Receiver Operating Characteristic (ROC) analysis is a valuable method for evaluating model predictions by graphing sensitivity (1-specificity) of a classification test as the threshold moves throughout a wide range of diagnostic test outcomes. The whole area under a particular ROC curve, or Area Under the Curve (AUC), represents the likelihood that the prediction will be in the proper order whenever a test parameter is observed for one subject randomly picked from the case group while the other is chosen randomly from the control group. ROC Analysis allows for the inference of a single AUC, precision-recall (PR) curves, and the comparison of two ROC curves obtained from either separate groups or paired subjects.
The true positive rate is plotted even against the False Positive Rate (FPR) to create a ROC curve. The true positive rate is the proportion of positive observations that were properly expected to be positive out of all of them. The false positive rate, on the other hand, is the fraction of negative data that is wrongly projected as positive.

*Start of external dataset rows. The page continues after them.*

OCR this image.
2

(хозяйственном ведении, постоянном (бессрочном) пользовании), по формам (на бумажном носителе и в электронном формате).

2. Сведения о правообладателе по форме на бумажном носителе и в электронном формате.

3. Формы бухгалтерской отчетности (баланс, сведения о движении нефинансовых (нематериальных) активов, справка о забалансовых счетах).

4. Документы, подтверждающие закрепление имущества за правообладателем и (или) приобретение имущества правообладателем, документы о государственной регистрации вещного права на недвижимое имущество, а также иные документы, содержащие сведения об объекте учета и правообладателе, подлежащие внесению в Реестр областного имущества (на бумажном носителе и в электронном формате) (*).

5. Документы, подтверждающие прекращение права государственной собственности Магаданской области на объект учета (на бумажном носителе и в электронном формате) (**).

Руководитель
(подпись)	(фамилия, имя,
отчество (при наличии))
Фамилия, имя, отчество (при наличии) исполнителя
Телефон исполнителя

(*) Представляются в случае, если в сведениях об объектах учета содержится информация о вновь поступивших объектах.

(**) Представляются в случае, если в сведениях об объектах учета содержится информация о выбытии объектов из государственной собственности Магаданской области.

The ROC curve analysis depicts the trade-off between sensitivity and specificity (or TPR) (1 – FPR). Classifiers that produce curves nearer to the top-left quadrant perform better. A random classifier is supposed to deliver points along the diagonal as a baseline (FPR = TPR). The closer the curve gets to the ROC space’s 45-degree, the worse the accuracy of the test.

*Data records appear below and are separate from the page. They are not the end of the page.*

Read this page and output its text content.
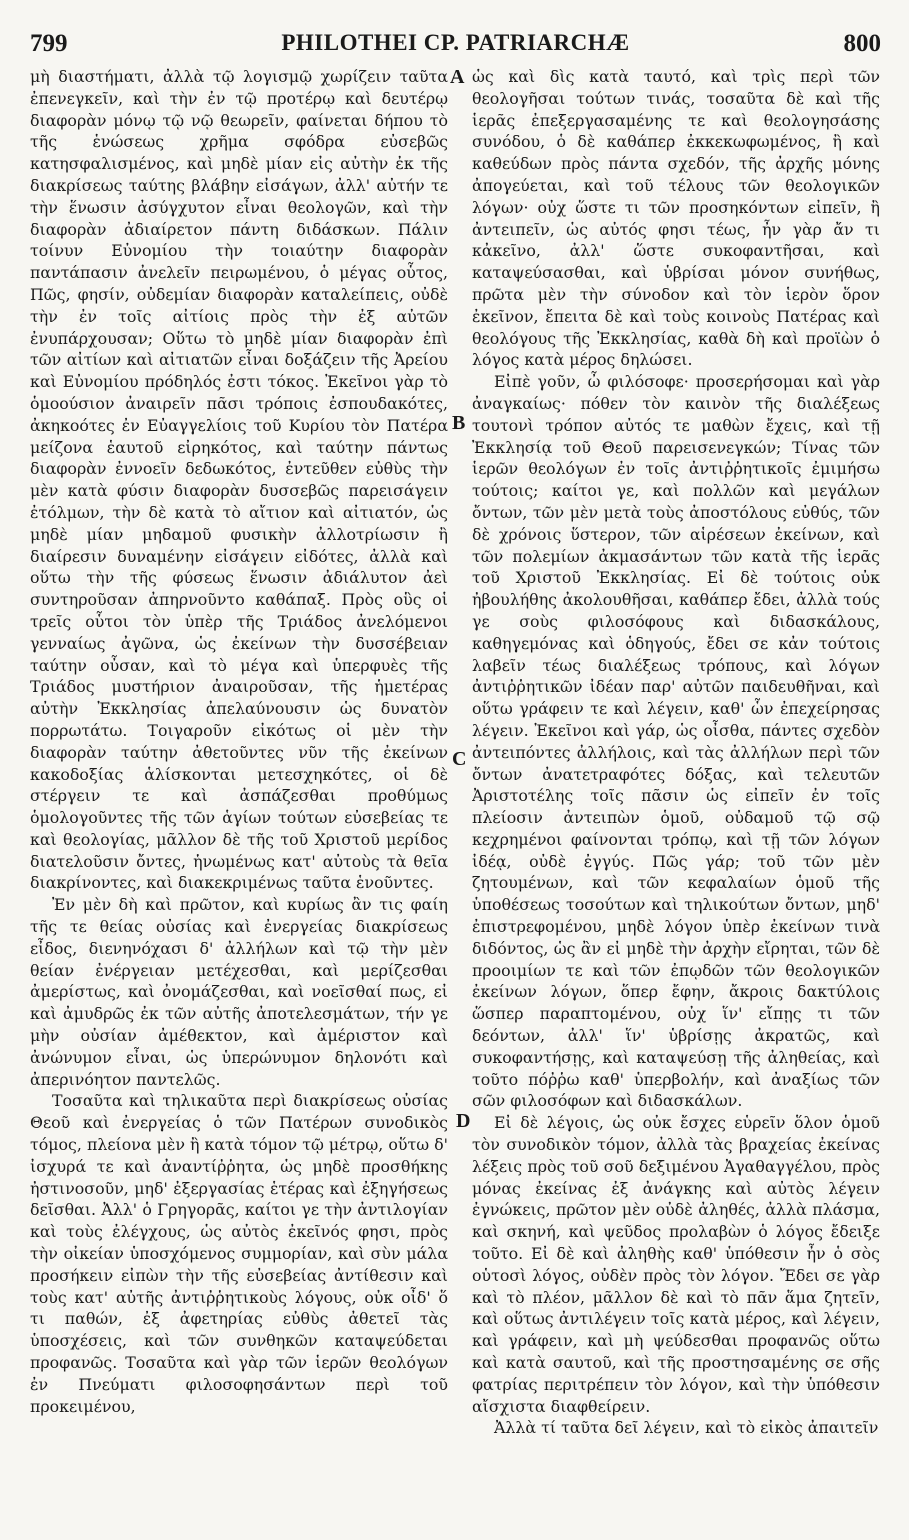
799	PHILOTHEI CP. PATRIARCHÆ	800

μὴ διαστήματι, ἀλλὰ τῷ λογισμῷ χωρίζειν ταῦτα ἐπενεγκεῖν, καὶ τὴν ἐν τῷ προτέρῳ καὶ δευτέρῳ διαφορὰν μόνῳ τῷ νῷ θεωρεῖν, φαίνεται δήπου τὸ τῆς ἑνώσεως χρῆμα σφόδρα εὐσεβῶς κατησφαλισμένος, καὶ μηδὲ μίαν εἰς αὐτὴν ἐκ τῆς διακρίσεως ταύτης βλάβην εἰσάγων, ἀλλ' αὐτήν τε τὴν ἕνωσιν ἀσύγχυτον εἶναι θεολογῶν, καὶ τὴν διαφορὰν ἀδιαίρετον πάντη διδάσκων. Πάλιν τοίνυν Εὐνομίου τὴν τοιαύτην διαφορὰν παντάπασιν ἀνελεῖν πειρωμένου, ὁ μέγας οὗτος, Πῶς, φησίν, οὐδεμίαν διαφορὰν καταλείπεις, οὐδὲ τὴν ἐν τοῖς αἰτίοις πρὸς τὴν ἐξ αὐτῶν ἐνυπάρχουσαν; Οὕτω τὸ μηδὲ μίαν διαφορὰν ἐπὶ τῶν αἰτίων καὶ αἰτιατῶν εἶναι δοξάζειν τῆς Ἀρείου καὶ Εὐνομίου πρόδηλός ἐστι τόκος. Ἐκεῖνοι γὰρ τὸ ὁμοούσιον ἀναιρεῖν πᾶσι τρόποις ἐσπουδακότες, ἀκηκοότες ἐν Εὐαγγελίοις τοῦ Κυρίου τὸν Πατέρα μείζονα ἑαυτοῦ εἰρηκότος, καὶ ταύτην πάντως διαφορὰν ἐννοεῖν δεδωκότος, ἐντεῦθεν εὐθὺς τὴν μὲν κατὰ φύσιν διαφορὰν δυσσεβῶς παρεισάγειν ἐτόλμων, τὴν δὲ κατὰ τὸ αἴτιον καὶ αἰτιατόν, ὡς μηδὲ μίαν μηδαμοῦ φυσικὴν ἀλλοτρίωσιν ἢ διαίρεσιν δυναμένην εἰσάγειν εἰδότες, ἀλλὰ καὶ οὕτω τὴν τῆς φύσεως ἕνωσιν ἀδιάλυτον ἀεὶ συντηροῦσαν ἀπηρνοῦντο καθάπαξ. Πρὸς οὓς οἱ τρεῖς οὗτοι τὸν ὑπὲρ τῆς Τριάδος ἀνελόμενοι γενναίως ἀγῶνα, ὡς ἐκείνων τὴν δυσσέβειαν ταύτην οὖσαν, καὶ τὸ μέγα καὶ ὑπερφυὲς τῆς Τριάδος μυστήριον ἀναιροῦσαν, τῆς ἡμετέρας αὐτὴν Ἐκκλησίας ἀπελαύνουσιν ὡς δυνατὸν πορρωτάτω. Τοιγαροῦν εἰκότως οἱ μὲν τὴν διαφορὰν ταύτην ἀθετοῦντες νῦν τῆς ἐκείνων κακοδοξίας ἁλίσκονται μετεσχηκότες, οἱ δὲ στέργειν τε καὶ ἀσπάζεσθαι προθύμως ὁμολογοῦντες τῆς τῶν ἁγίων τούτων εὐσεβείας τε καὶ θεολογίας, μᾶλλον δὲ τῆς τοῦ Χριστοῦ μερίδος διατελοῦσιν ὄντες, ἡνωμένως κατ' αὐτοὺς τὰ θεῖα διακρίνοντες, καὶ διακεκριμένως ταῦτα ἑνοῦντες.

Ἐν μὲν δὴ καὶ πρῶτον, καὶ κυρίως ἂν τις φαίη τῆς τε θείας οὐσίας καὶ ἐνεργείας διακρίσεως εἶδος, διενηνόχασι δ' ἀλλήλων καὶ τῷ τὴν μὲν θείαν ἐνέργειαν μετέχεσθαι, καὶ μερίζεσθαι ἀμερίστως, καὶ ὀνομάζεσθαι, καὶ νοεῖσθαί πως, εἰ καὶ ἀμυδρῶς ἐκ τῶν αὐτῆς ἀποτελεσμάτων, τήν γε μὴν οὐσίαν ἀμέθεκτον, καὶ ἀμέριστον καὶ ἀνώνυμον εἶναι, ὡς ὑπερώνυμον δηλονότι καὶ ἀπερινόητον παντελῶς.

Τοσαῦτα καὶ τηλικαῦτα περὶ διακρίσεως οὐσίας Θεοῦ καὶ ἐνεργείας ὁ τῶν Πατέρων συνοδικὸς τόμος, πλείονα μὲν ἢ κατὰ τόμον τῷ μέτρῳ, οὕτω δ' ἰσχυρά τε καὶ ἀναντίῤῥητα, ὡς μηδὲ προσθήκης ἠστινοσοῦν, μηδ' ἐξεργασίας ἑτέρας καὶ ἐξηγήσεως δεῖσθαι. Ἀλλ' ὁ Γρηγορᾶς, καίτοι γε τὴν ἀντιλογίαν καὶ τοὺς ἐλέγχους, ὡς αὐτὸς ἐκεῖνός φησι, πρὸς τὴν οἰκείαν ὑποσχόμενος συμμορίαν, καὶ σὺν μάλα προσήκειν εἰπὼν τὴν τῆς εὐσεβείας ἀντίθεσιν καὶ τοὺς κατ' αὐτῆς ἀντιῤῥητικοὺς λόγους, οὐκ οἶδ' ὅ τι παθών, ἐξ ἀφετηρίας εὐθὺς ἀθετεῖ τὰς ὑποσχέσεις, καὶ τῶν συνθηκῶν καταψεύδεται προφανῶς. Τοσαῦτα καὶ γὰρ τῶν ἱερῶν θεολόγων ἐν Πνεύματι φιλοσοφησάντων περὶ τοῦ προκειμένου,

A
B
C
D

ὡς καὶ δὶς κατὰ ταυτό, καὶ τρὶς περὶ τῶν θεολογῆσαι τούτων τινάς, τοσαῦτα δὲ καὶ τῆς ἱερᾶς ἐπεξεργασαμένης τε καὶ θεολογησάσης συνόδου, ὁ δὲ καθάπερ ἐκκεκωφωμένος, ἢ καὶ καθεύδων πρὸς πάντα σχεδόν, τῆς ἀρχῆς μόνης ἀπογεύεται, καὶ τοῦ τέλους τῶν θεολογικῶν λόγων· οὐχ ὥστε τι τῶν προσηκόντων εἰπεῖν, ἢ ἀντειπεῖν, ὡς αὐτός φησι τέως, ἦν γὰρ ἄν τι κἀκεῖνο, ἀλλ' ὥστε συκοφαντῆσαι, καὶ καταψεύσασθαι, καὶ ὑβρίσαι μόνον συνήθως, πρῶτα μὲν τὴν σύνοδον καὶ τὸν ἱερὸν ὅρον ἐκεῖνον, ἔπειτα δὲ καὶ τοὺς κοινοὺς Πατέρας καὶ θεολόγους τῆς Ἐκκλησίας, καθὰ δὴ καὶ προϊὼν ὁ λόγος κατὰ μέρος δηλώσει.

Εἰπὲ γοῦν, ὦ φιλόσοφε· προσερήσομαι καὶ γὰρ ἀναγκαίως· πόθεν τὸν καινὸν τῆς διαλέξεως τουτονὶ τρόπον αὐτός τε μαθὼν ἔχεις, καὶ τῇ Ἐκκλησίᾳ τοῦ Θεοῦ παρεισενεγκών; Τίνας τῶν ἱερῶν θεολόγων ἐν τοῖς ἀντιῤῥητικοῖς ἐμιμήσω τούτοις; καίτοι γε, καὶ πολλῶν καὶ μεγάλων ὄντων, τῶν μὲν μετὰ τοὺς ἀποστόλους εὐθύς, τῶν δὲ χρόνοις ὕστερον, τῶν αἱρέσεων ἐκείνων, καὶ τῶν πολεμίων ἀκμασάντων τῶν κατὰ τῆς ἱερᾶς τοῦ Χριστοῦ Ἐκκλησίας. Εἰ δὲ τούτοις οὐκ ἠβουλήθης ἀκολουθῆσαι, καθάπερ ἔδει, ἀλλὰ τούς γε σοὺς φιλοσόφους καὶ διδασκάλους, καθηγεμόνας καὶ ὁδηγούς, ἔδει σε κἀν τούτοις λαβεῖν τέως διαλέξεως τρόπους, καὶ λόγων ἀντιῤῥητικῶν ἰδέαν παρ' αὐτῶν παιδευθῆναι, καὶ οὕτω γράφειν τε καὶ λέγειν, καθ' ὧν ἐπεχείρησας λέγειν. Ἐκεῖνοι καὶ γάρ, ὡς οἶσθα, πάντες σχεδὸν ἀντειπόντες ἀλλήλοις, καὶ τὰς ἀλλήλων περὶ τῶν ὄντων ἀνατετραφότες δόξας, καὶ τελευτῶν Ἀριστοτέλης τοῖς πᾶσιν ὡς εἰπεῖν ἐν τοῖς πλείοσιν ἀντειπὼν ὁμοῦ, οὐδαμοῦ τῷ σῷ κεχρημένοι φαίνονται τρόπῳ, καὶ τῇ τῶν λόγων ἰδέᾳ, οὐδὲ ἐγγύς. Πῶς γάρ; τοῦ τῶν μὲν ζητουμένων, καὶ τῶν κεφαλαίων ὁμοῦ τῆς ὑποθέσεως τοσούτων καὶ τηλικούτων ὄντων, μηδ' ἐπιστρεφομένου, μηδὲ λόγον ὑπὲρ ἐκείνων τινὰ διδόντος, ὡς ἂν εἰ μηδὲ τὴν ἀρχὴν εἴρηται, τῶν δὲ προοιμίων τε καὶ τῶν ἐπῳδῶν τῶν θεολογικῶν ἐκείνων λόγων, ὅπερ ἔφην, ἄκροις δακτύλοις ὥσπερ παραπτομένου, οὐχ ἵν' εἴπῃς τι τῶν δεόντων, ἀλλ' ἵν' ὑβρίσῃς ἀκρατῶς, καὶ συκοφαντήσῃς, καὶ καταψεύσῃ τῆς ἀληθείας, καὶ τοῦτο πόῤῥω καθ' ὑπερβολήν, καὶ ἀναξίως τῶν σῶν φιλοσόφων καὶ διδασκάλων.

Εἰ δὲ λέγοις, ὡς οὐκ ἔσχες εὑρεῖν ὅλον ὁμοῦ τὸν συνοδικὸν τόμον, ἀλλὰ τὰς βραχείας ἐκείνας λέξεις πρὸς τοῦ σοῦ δεξιμένου Ἀγαθαγγέλου, πρὸς μόνας ἐκείνας ἐξ ἀνάγκης καὶ αὐτὸς λέγειν ἐγνώκεις, πρῶτον μὲν οὐδὲ ἀληθές, ἀλλὰ πλάσμα, καὶ σκηνή, καὶ ψεῦδος προλαβὼν ὁ λόγος ἔδειξε τοῦτο. Εἰ δὲ καὶ ἀληθὴς καθ' ὑπόθεσιν ἦν ὁ σὸς οὑτοσὶ λόγος, οὐδὲν πρὸς τὸν λόγον. Ἔδει σε γὰρ καὶ τὸ πλέον, μᾶλλον δὲ καὶ τὸ πᾶν ἅμα ζητεῖν, καὶ οὕτως ἀντιλέγειν τοῖς κατὰ μέρος, καὶ λέγειν, καὶ γράφειν, καὶ μὴ ψεύδεσθαι προφανῶς οὕτω καὶ κατὰ σαυτοῦ, καὶ τῆς προστησαμένης σε σῆς φατρίας περιτρέπειν τὸν λόγον, καὶ τὴν ὑπόθεσιν αἴσχιστα διαφθείρειν.

Ἀλλὰ τί ταῦτα δεῖ λέγειν, καὶ τὸ εἰκὸς ἀπαιτεῖν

It should be noted that the ROC is not affected by the class distribution. This makes it valuable for testing classifiers that anticipate infrequent occurrences like illnesses or natural catastrophes. In contrast, performance is assessed by accuracy (TP + TN)/(TP + TN + FN + FP) would favor uncommon event predictors that always predict a negative result.
To compare multiple classifiers, it might be advantageous to summarize each classifier’s performance into a single metric. One popular method is to compute for the Receiver Operating Characteristic Area Under the Curve (AUC).